On the only way to secure America from TikTok:
“Selling TikTok is useless, because it doesn’t matter who owns the company, it’s who owns the algorithm. And you can’t buy the algorithm. It’s owned by ByteDance. And Chinese law prohibits them from exporting it. It doesn’t matter where you store the data. You can store the data in my backyard if you want. At the end of the day, you have to give the engineers in China access to the data for the algorithm to work, or Tiktok doesn’t work.

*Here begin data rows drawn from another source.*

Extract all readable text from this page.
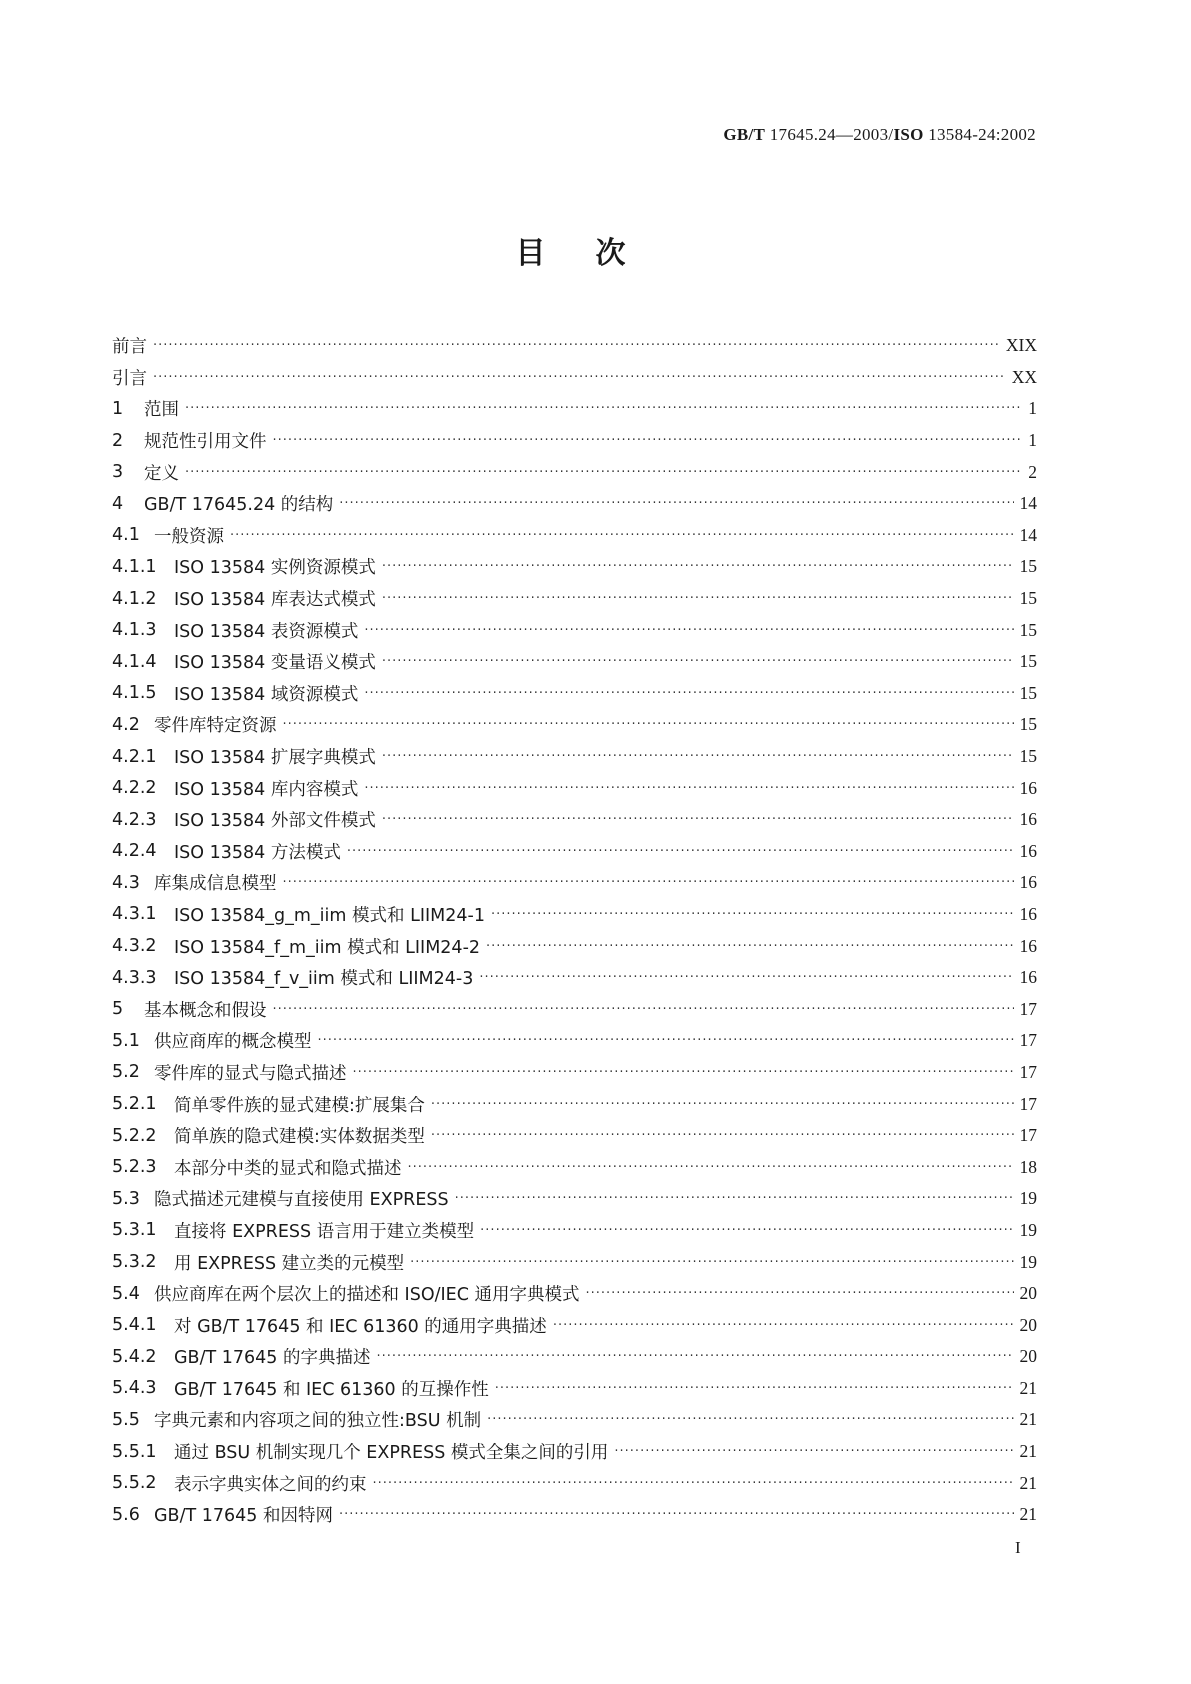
GB/T 17645.24—2003/ISO 13584-24:2002
目次
前言 ·····	XIX
引言 ·····	XX
1 范围 ·····	1
2 规范性引用文件 ·····	1
3 定义 ·····	2
4 GB/T 17645.24 的结构 ·····	14
4.1 一般资源 ·····	14
4.1.1 ISO 13584 实例资源模式 ·····	15
4.1.2 ISO 13584 库表达式模式 ·····	15
4.1.3 ISO 13584 表资源模式 ·····	15
4.1.4 ISO 13584 变量语义模式 ·····	15
4.1.5 ISO 13584 域资源模式 ·····	15
4.2 零件库特定资源 ·····	15
4.2.1 ISO 13584 扩展字典模式 ·····	15
4.2.2 ISO 13584 库内容模式 ·····	16
4.2.3 ISO 13584 外部文件模式 ·····	16
4.2.4 ISO 13584 方法模式 ·····	16
4.3 库集成信息模型 ·····	16
4.3.1 ISO 13584_g_m_iim 模式和 LIIM24-1 ·····	16
4.3.2 ISO 13584_f_m_iim 模式和 LIIM24-2 ·····	16
4.3.3 ISO 13584_f_v_iim 模式和 LIIM24-3 ·····	16
5 基本概念和假设 ·····	17
5.1 供应商库的概念模型 ·····	17
5.2 零件库的显式与隐式描述 ·····	17
5.2.1 简单零件族的显式建模:扩展集合 ·····	17
5.2.2 简单族的隐式建模:实体数据类型 ·····	17
5.2.3 本部分中类的显式和隐式描述 ·····	18
5.3 隐式描述元建模与直接使用 EXPRESS ·····	19
5.3.1 直接将 EXPRESS 语言用于建立类模型 ·····	19
5.3.2 用 EXPRESS 建立类的元模型 ·····	19
5.4 供应商库在两个层次上的描述和 ISO/IEC 通用字典模式 ·····	20
5.4.1 对 GB/T 17645 和 IEC 61360 的通用字典描述 ·····	20
5.4.2 GB/T 17645 的字典描述 ·····	20
5.4.3 GB/T 17645 和 IEC 61360 的互操作性 ·····	21
5.5 字典元素和内容项之间的独立性:BSU 机制 ·····	21
5.5.1 通过 BSU 机制实现几个 EXPRESS 模式全集之间的引用 ·····	21
5.5.2 表示字典实体之间的约束 ·····	21
5.6 GB/T 17645 和因特网 ·····	21
I
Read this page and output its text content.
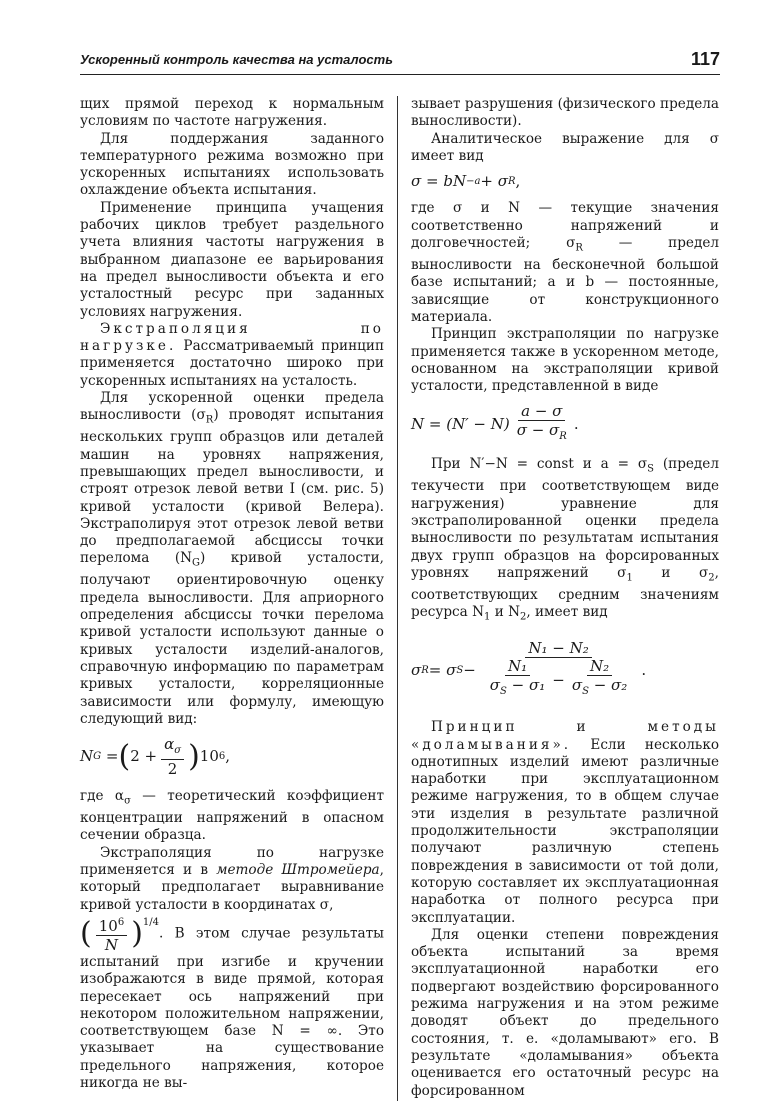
Ускоренный контроль качества на усталость	117

щих прямой переход к нормальным условиям по частоте нагружения.

Для поддержания заданного температурного режима возможно при ускоренных испытаниях использовать охлаждение объекта испытания.

Применение принципа учащения рабочих циклов требует раздельного учета влияния частоты нагружения в выбранном диапазоне ее варьирования на предел выносливости объекта и его усталостный ресурс при заданных условиях нагружения.

Экстраполяция по нагрузке. Рассматриваемый принцип применяется достаточно широко при ускоренных испытаниях на усталость.

Для ускоренной оценки предела выносливости $(\sigma_R)$ проводят испытания нескольких групп образцов или деталей машин на уровнях напряжения, превышающих предел выносливости, и строят отрезок левой ветви I (см. рис. 5) кривой усталости (кривой Велера). Экстраполируя этот отрезок левой ветви до предполагаемой абсциссы точки перелома $(N_G)$ кривой усталости, получают ориентировочную оценку предела выносливости. Для априорного определения абсциссы точки перелома кривой усталости используют данные о кривых усталости изделий-аналогов, справочную информацию по параметрам кривых усталости, корреляционные зависимости или формулу, имеющую следующий вид:

N G
= ( $2 + \frac{\alpha_\sigma}{2}$ ) 10 6 ,

где $\alpha_\sigma$ — теоретический коэффициент концентрации напряжений в опасном сечении образца.

Экстраполяция по нагрузке применяется и в методе Штромейера, который предполагает выравнивание кривой усталости в координатах σ,

( $\frac{10^6}{N} )^{1/4}$
. В этом случае результаты испытаний при изгибе и кручении изображаются в виде прямой, которая пересекает ось напряжений при некотором положительном напряжении, соответствующем базе N = ∞. Это указывает на существование предельного напряжения, которое никогда не вы-

зывает разрушения (физического предела выносливости).

Аналитическое выражение для σ имеет вид

σ = bN −a + σ R ,

где σ и N — текущие значения соответственно напряжений и долговечностей; $\sigma_R$ — предел выносливости на бесконечной большой базе испытаний; a и b — постоянные, зависящие от конструкционного материала.

Принцип экстраполяции по нагрузке применяется также в ускоренном методе, основанном на экстраполяции кривой усталости, представленной в виде

$N = (N' - N) \frac{a - \sigma}{\sigma - \sigma_R}$ .

При N′−N = const и $a = \sigma_S$ (предел текучести при соответствующем виде нагружения) уравнение для экстраполированной оценки предела выносливости по результатам испытания двух групп образцов на форсированных уровнях напряжений $\sigma_1$ и $\sigma_2$, соответствующих средним значениям ресурса $N_1$ и $N_2$, имеет вид

σ R = σ $S - \frac{\text{N₁ − N₂}}{\frac{\text{N₁}}{\sigma_S - \sigma_1} - \frac{\text{N₂}}{\sigma_S - \sigma_2}}$ .

Принцип и методы «доламывания». Если несколько однотипных изделий имеют различные наработки при эксплуатационном режиме нагружения, то в общем случае эти изделия в результате различной продолжительности экстраполяции получают различную степень повреждения в зависимости от той доли, которую составляет их эксплуатационная наработка от полного ресурса при эксплуатации.

Для оценки степени повреждения объекта испытаний за время эксплуатационной наработки его подвергают воздействию форсированного режима нагружения и на этом режиме доводят объект до предельного состояния, т. е. «доламывают» его. В результате «доламывания» объекта оценивается его остаточный ресурс на форсированном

“So my view of it is, the only opportunity we have is to pass my bill, which is the only bicameral, bipartisan bill, meaning it has House and Senate sponsors and has Republicans and Democrats supporting it, that would say that any social media company that is owned by someone that has to follow Chinese national security law cannot make money in the United States. TikTok cannot generate revenue in the United States.
“And look, there’s a legitimate government concern here. Taking something away from 150 million Americans is not my first choice, so I think we owe people an explanation. But I just don’t see any alternative other than banning it.”
On the school shooting in Nashville:
“To begin with, I think the fundamental question we need to be asking ourselves is, why do we live in a country where people want to kill so many people in these mass shootings? Beyond what [weapons] they’re using, shouldn’t we ask why? Why are people doing this?
“And second, I would say laws are only as good as your willingness to follow them. We have laws, for example, that should have prohibited this woman… I guess she identified as a man, but she was a woman. And there’s laws that should have prohibited her from buying [weapons]. She was under mental health care, and the law wasn’t followed. It just wasn’t implemented. The background checks should have prohibited this. Somebody should have been able to intervene.
“All these cases have a similar trajectory to them. These people show signs well before they act. People know they’re dangerous. Her parents said they didn’t think she should own guns. And then she went to the school after warning multiple people that there was a problem here, and nothing happened about it.
“So whether it’s the guns she bought or some other guns she could have gotten, or a bomb or grenades or whatever, the truth of the matter is that dangerous people should not have access to this, and that doesn’t work if the laws aren’t being followed and implemented.”
On FAU and UM in the March Madness semifinals:
“I’m very proud to see two of the four teams [in the semifinals] are from Florida…. It’s just a great story. So I think we’ve got a 50 percent chance of Florida winning the national championship. And that’s a good thing.”